Or so the Economic Journal emphasises to relax its readers’ otherwise shock and horror at their November 2009 issue. The feature issue honours James Meade (1907-1995) by drawing on a recent conference about him. The editors (Vines and Weale 2009: F423) immediately declare that “the contributors were asked to write papers on contemporary topics – this was not a history-of-economic-thought conference” ! Rest assured dear reader of the Economic Journal, we are not historians of economic thought, and this feature is not about the past.

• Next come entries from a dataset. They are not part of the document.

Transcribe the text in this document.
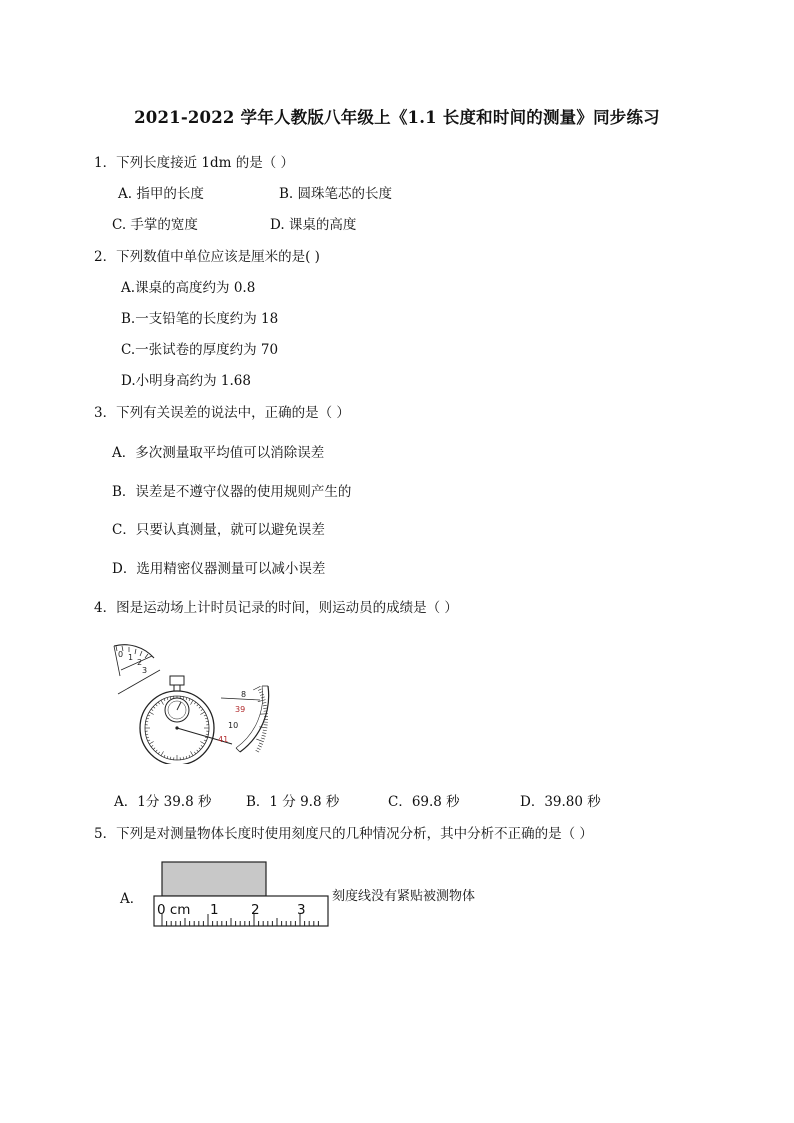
2021-2022 学年人教版八年级上《1.1 长度和时间的测量》同步练习
1．下列长度接近 1dm 的是（ ）
A. 指甲的长度	B. 圆珠笔芯的长度
C. 手掌的宽度	D. 课桌的高度
2．下列数值中单位应该是厘米的是( )
A.课桌的高度约为 0.8
B.一支铅笔的长度约为 18
C.一张试卷的厚度约为 70
D.小明身高约为 1.68
3．下列有关误差的说法中，正确的是（ ）
A．多次测量取平均值可以消除误差
B．误差是不遵守仪器的使用规则产生的
C．只要认真测量，就可以避免误差
D．选用精密仪器测量可以减小误差
4．图是运动场上计时员记录的时间，则运动员的成绩是（ ）
0 1
2
3
8
39
10
41
A．1分 39.8 秒	B．1 分 9.8 秒	C．69.8 秒	D．39.80 秒
5．下列是对测量物体长度时使用刻度尺的几种情况分析，其中分析不正确的是（ ）
A．
0 cm 1 2	3
刻度线没有紧贴被测物体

But of course it has to be. The introduction will talk about Meade’s (or as the chummy editors repeat: “James’s”) contribution to economics through his efforts during and after the Second World War. History is then reduced to talking about the development of “obvious” ideas (ibid: F425), and how it was “inevitably [that] the British work became better known” than US and Dutch work on national income definitions (ibid: F424).
So the editors take the Whiggish road to Meade’s work and quickly establish how “Keynes set out the policy necessary to avoid excess demand in wartime, in his famous book How to Pay for the War. In response to this, James wrote a note in which he set out the a double entry system for national accounts” (ibid: F424). In the world that Vines and Weale describe, Keynes published a book, Meade read it and he responded in 1940 by producing a framework for defining the national economy and its output. Simple. And consistent with the general story told of national income ideas in the 1940s. Simple and consistent. Albeit disputable.
It is at this point I’d wish the editors were historians or that they and other literature was proud to do historical work Vines and Weale argue it was “in response to [How to Pay for the War]” that Meade composed the national accounts. The context of the situation tells a different story. And some interest in the history of ideas and context might have avoided this whole notion.
Meade had been hired by Austin Robinson that spring of 1940. He fled Geneva with his family to come to London, and there took up work on the national accounts. Why? Because Robinson had hired him to come to the Treasury, sit down with Keynes’s book, and extrapolate the accounts presented by Keynes. Robinson had convinced the Treasury that such an endeavour could be useful for the war effort. Meade’s note was not an independent “response” to Keynes, it was a job he was hired to do. It would only be successful after he was joined by Richard Stone and then pushed, encouraged and edited by Keynes in the Treasury first, and then in the US. Our definition of economic growth as GNP growth was far from inevitable.
Meade was not the maverick that a context-less reading of the facts may suggest. He was hired to do something, something he himself had shown little inclination to do previously. Meade supervised the League of Nations national income data before fleeing across France, and never proposed anything akin to Keynes’s GNP. The Economic Journal editors actually cite an unpublished 1940 note in Meade’s collected papers (1988: 106-17) as the source of Meade’s authorship. They did some archival-like work here. Moreover it should be recognised that they are the first people to textually substantiate the claim that Meade constructed a national accounting system – despite the lack of why he did so. Others who have written on this, have usually not even bothered with the original texts, never mind the context. So Vines and Weale may yet be Historians, albeit not very good ones, which might be why they are so keen to avoid the title.